Togliere senso al lavoro, è togliere senso alla vita. Così la vita vissuta dal lavoratore finisce per essere forzosamente sostituita da una vita immaginaria. Essendo negata la possibilità di essere se stessi nel lavoro, si finisce per cercare soddisfazione nel consumo. Il tempo di lavoro è estratto dalla vita. La vita stessa è sostituita da un suo feticcio.
Disconosciuto dal dirigente il ruolo di testimone della compresenza di diversi sguardi, sconfessato
il compito di mantenere vivo il senso del lavoro di ognuno, il danno si allarga al di fuori dell'azienda, fino a togliere senso alla vita intera.

La giovinezza è il feticcio dei giornali illustrati e del loro pubblico, i più anziani la corteggiano, si cerca di conservarla mediante cosmetici e  mezzi di ringiovanimento. Se invecchiare significa andare incontro alla morte, questa idolatria della giovinezza ha il senso di una fuga dalla morte. (...)
La morte e la vita  sono intrecciate l'una con l'altra in un modo così profondo che non si può avere la seconda senza la prima. E dunque se la vecchiaia è detronizzata la giovinezza ha vinto, certamente, ma ha anche perso la vita. Nulla caratterizza il fatto che non si diventi padroni di essa che il gioco di rincorrere la giovinezza, che è un fatale malinteso chiamare vita. Non c'è il minimo dubbio sul punto che l'organizzazione aziendale razionalizzata favorisce questo malinteso, se non addirittura lo produce. (pp. 48-49 della trad. it.)

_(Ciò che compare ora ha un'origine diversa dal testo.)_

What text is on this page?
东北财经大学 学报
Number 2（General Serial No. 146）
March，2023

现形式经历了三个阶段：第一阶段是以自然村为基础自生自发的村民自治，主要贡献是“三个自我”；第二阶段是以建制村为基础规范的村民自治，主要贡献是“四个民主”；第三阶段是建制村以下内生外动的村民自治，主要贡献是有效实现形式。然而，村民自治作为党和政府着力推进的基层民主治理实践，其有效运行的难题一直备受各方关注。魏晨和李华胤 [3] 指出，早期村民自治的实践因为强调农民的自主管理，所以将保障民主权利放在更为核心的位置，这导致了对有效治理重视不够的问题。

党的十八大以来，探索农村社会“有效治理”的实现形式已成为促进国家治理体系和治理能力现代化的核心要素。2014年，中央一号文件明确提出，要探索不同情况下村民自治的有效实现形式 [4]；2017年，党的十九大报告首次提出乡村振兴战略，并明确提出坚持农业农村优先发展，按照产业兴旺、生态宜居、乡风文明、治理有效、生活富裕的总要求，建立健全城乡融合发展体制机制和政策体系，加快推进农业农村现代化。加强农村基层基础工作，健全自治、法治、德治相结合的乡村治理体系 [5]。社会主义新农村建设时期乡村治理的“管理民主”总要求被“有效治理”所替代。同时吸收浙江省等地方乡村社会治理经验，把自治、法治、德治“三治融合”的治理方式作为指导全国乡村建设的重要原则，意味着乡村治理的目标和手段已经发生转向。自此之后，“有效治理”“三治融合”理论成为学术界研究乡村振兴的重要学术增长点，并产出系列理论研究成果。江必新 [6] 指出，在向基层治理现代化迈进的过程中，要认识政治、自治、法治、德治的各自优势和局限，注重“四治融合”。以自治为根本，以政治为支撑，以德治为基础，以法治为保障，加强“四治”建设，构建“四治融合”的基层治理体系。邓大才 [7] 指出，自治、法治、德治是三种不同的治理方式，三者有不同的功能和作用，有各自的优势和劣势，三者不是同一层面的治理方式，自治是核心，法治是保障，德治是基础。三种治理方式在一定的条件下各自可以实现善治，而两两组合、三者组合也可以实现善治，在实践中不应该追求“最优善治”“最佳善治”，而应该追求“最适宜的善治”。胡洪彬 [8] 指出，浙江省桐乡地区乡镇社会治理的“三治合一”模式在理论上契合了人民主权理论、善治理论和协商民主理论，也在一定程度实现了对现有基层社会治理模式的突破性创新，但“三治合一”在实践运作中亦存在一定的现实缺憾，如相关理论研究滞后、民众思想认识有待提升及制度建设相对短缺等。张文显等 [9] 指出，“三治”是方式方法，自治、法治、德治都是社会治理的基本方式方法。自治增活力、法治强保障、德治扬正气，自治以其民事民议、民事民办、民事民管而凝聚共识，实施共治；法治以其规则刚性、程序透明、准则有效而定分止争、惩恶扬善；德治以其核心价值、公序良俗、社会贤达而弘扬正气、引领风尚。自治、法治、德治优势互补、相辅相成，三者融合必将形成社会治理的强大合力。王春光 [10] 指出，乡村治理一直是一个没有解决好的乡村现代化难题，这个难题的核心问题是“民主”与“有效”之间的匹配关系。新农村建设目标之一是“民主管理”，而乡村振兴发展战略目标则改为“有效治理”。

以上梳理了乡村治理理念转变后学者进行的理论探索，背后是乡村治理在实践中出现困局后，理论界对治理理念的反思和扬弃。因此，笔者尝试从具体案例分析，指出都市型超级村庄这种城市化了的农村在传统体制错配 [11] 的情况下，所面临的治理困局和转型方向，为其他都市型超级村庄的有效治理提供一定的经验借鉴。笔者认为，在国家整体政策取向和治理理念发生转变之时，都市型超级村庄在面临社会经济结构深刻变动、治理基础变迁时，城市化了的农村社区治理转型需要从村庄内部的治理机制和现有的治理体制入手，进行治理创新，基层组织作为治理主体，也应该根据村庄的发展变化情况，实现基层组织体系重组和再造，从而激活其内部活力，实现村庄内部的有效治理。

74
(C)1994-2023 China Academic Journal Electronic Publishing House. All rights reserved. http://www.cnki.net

Kracauer ci apre gli occhi sul “fatale malinteso”, la rincorsa della giovinezza significa sostituire alla vita vera una illusoria vita a ritroso. E ci mostra il nesso. Il dare valore alla vita a ritroso nasce dalla perdita di senso del lavoro.
Guardare al senso della vita, significa guardare innanzitutto al senso del lavoro. Il lavoro ha senso se è illuminato contemporaneamente dallo sguardo del giovane e dallo sguardo dell'anziano. L'esperienza si costruisce con il passare degli anni. Dal lavoro nasce l'opera che sopravvive alla morte. Lavorando si costruisce la conoscenza – ma la conoscenze è peritura, perché nasce e muore con la persona.
Se la vita dotata di senso discende dal lavoro dotato di senso, qui si coglie pienamente il peso etico del ruolo. Creare condizioni nelle quali a tutti sia consentito un lavoro creatore di senso, è il primo dovere etico di una classe dirigente. Non credo che un dirigente degno del suo ruolo possa sottrarsi a questa riflessione. Eppure, i manager che conosciamo costruiscono il proprio ruolo su tutt'altro: accettano di essere killer, cancellando posti ed opportunità di lavoro. Prendendo per buono l'inganno della giovinezza e dell'apparenza virtù la giovinezza – considerando inadeguato al lavoro la persona che ha superato una certa età. Accettano di negare valore alla nuova vita, espellendo dal mercato del lavoro appena possibile le donne che potrebbero restare incinte.


1 - Siegfried Kracauer, Die Angestellten. Aus dem neuesten Deutschland, Frankfurt am Main, 1930; trad. it. Gli impiegati. Un'analisi profetica della società contemporanea, Einaudi, Torino, 1971.

2 - Estraggo queste pagine attualissime da Francesco Varanini, Contro il management, Guerini e Associati, 2011.